The Surprising Heart Risks of Yo-Yo Dieting
Doctors have long known that repeated weight gain and loss, often called yo-yo dieting or weight cycling, wreaks havoc on metabolism and energy levels. What’s less known is that this pattern may set the stage for cardiovascular disease or worsen existing heart ills.
In a surprising new study from New York University School of Medicine, heart patients whose weight repeatedly fluctuated were at a significantly greater risk of poor outcomes, including death. The study followed nearly 10,000 patients with a history of heart attack, a bypass procedure or documented coronary disease. Those who experienced the greatest fluctuation in weight—an average of 8.5 pounds either way on the scale—were 64 percent more likely to suffer a coronary event and 85 percent more likely to have a cardiovascular event, overall.
Frequent weight cycling was linked specifically to a 117 percent greater risk for heart attack, a 136 percent increase in stroke risk and a 124 percent greater likelihood of dying. And it was associated with the new onset of diabetes: Compared to people whose weight changed the least, those whose weight fluctuated more dramatically had a 78 percent greater risk of developing diabetes, which itself can lead to heart-related problems.

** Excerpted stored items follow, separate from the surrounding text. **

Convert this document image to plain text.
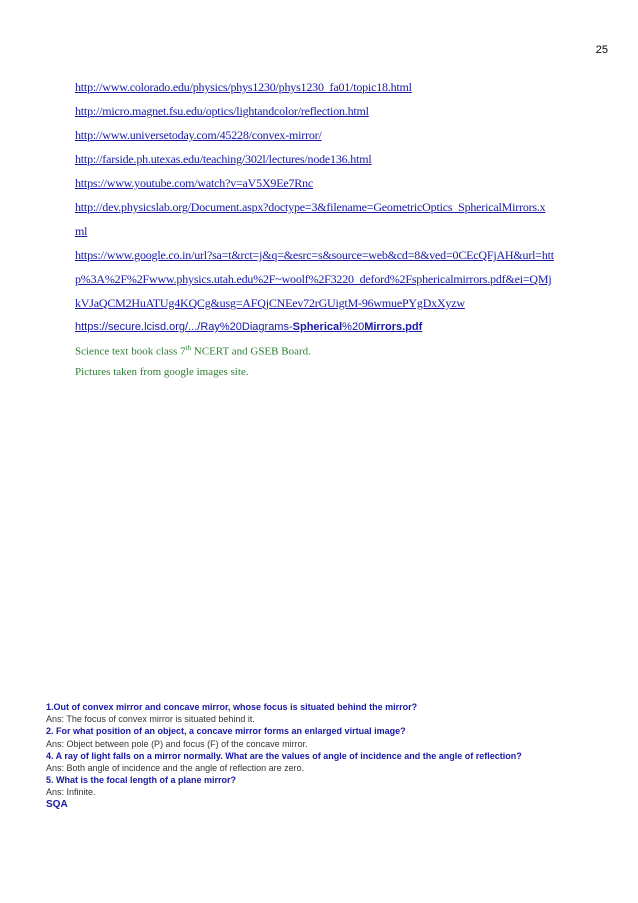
25
http://www.colorado.edu/physics/phys1230/phys1230_fa01/topic18.html
http://micro.magnet.fsu.edu/optics/lightandcolor/reflection.html
http://www.universetoday.com/45228/convex-mirror/
http://farside.ph.utexas.edu/teaching/302l/lectures/node136.html
https://www.youtube.com/watch?v=aV5X9Ee7Rnc
http://dev.physicslab.org/Document.aspx?doctype=3&filename=GeometricOptics_SphericalMirrors.x
ml
https://www.google.co.in/url?sa=t&rct=j&q=&esrc=s&source=web&cd=8&ved=0CEcQFjAH&url=htt
p%3A%2F%2Fwww.physics.utah.edu%2F~woolf%2F3220_deford%2Fsphericalmirrors.pdf&ei=QMj
kVJaQCM2HuATUg4KQCg&usg=AFQjCNEev72rGUigtM-96wmuePYgDxXyzw
https://secure.lcisd.org/.../Ray%20Diagrams-Spherical%20Mirrors.pdf
Science text book class 7th NCERT and GSEB Board.
Pictures taken from google images site.
1.Out of convex mirror and concave mirror, whose focus is situated behind the mirror?
Ans: The focus of convex mirror is situated behind it.
2. For what position of an object, a concave mirror forms an enlarged virtual image?
Ans: Object between pole (P) and focus (F) of the concave mirror.
4. A ray of light falls on a mirror normally. What are the values of angle of incidence and the angle of reflection?
Ans: Both angle of incidence and the angle of reflection are zero.
5. What is the focal length of a plane mirror?
Ans: Infinite.
SQA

This study follows a similar study presented at the American Heart Association Scientific Sessions last November that involved more than 150,000 women from Alpert Medical School in Rhode Island. Over the study’s 11 years, researchers found that normal weight postmenopausal women whose weight fluctuated by ten pounds had a 3½ times greater risk for sudden cardiac death—when the heart’s electrical system abruptly stops working—than women whose weight was stable. They also had a 66 percent increased risk of dying from heart disease.
Frequency of weight fluctuations made a difference. Those who had more than seven weight cycling episodes were at higher risk, compared to those who had four to six episodes, for instance. Overweight and obese women whose weight cycled did not see this type of risk increase.
The data make a strong case for keeping weight on an even keel and avoiding dramatic shifts, which rarely lead to lasting weight loss, anyway. A reasonable approach is to aim for something more effective and sustainable.
In fact an NIH-funded study showed that modest weight losses of 5 to 10 percent of body weight (10-20 pounds in a person weighing 200 pounds) were associated with significant improvements in cardiovascular risk factors after a year’s time, though those who dropped more pounds got even greater benefits. And recent research from Washington University School of Medicine in St. Louis found that obese patients who lost just 5 percent of their body weight lowered their risk for cardiovascular disease and diabetes and improved their metabolic functioning.
Changing eating habits is never easy, but modest weight loss isn’t as challenging as it might sound. Try adding a couple of extra servings of vegetables and fruits, which help satisfy hunger, cut down on added fats, favoring healthy plant oils over butter and margarine, or limit sweet and fatty treats.
One small change with a particularly big benefit is substituting water or unsweetened tea or coffee for sweet beverages like soda. If you do nothing else, you’ll feel better, boost your heart’s health and gain a sleeker physique in the process.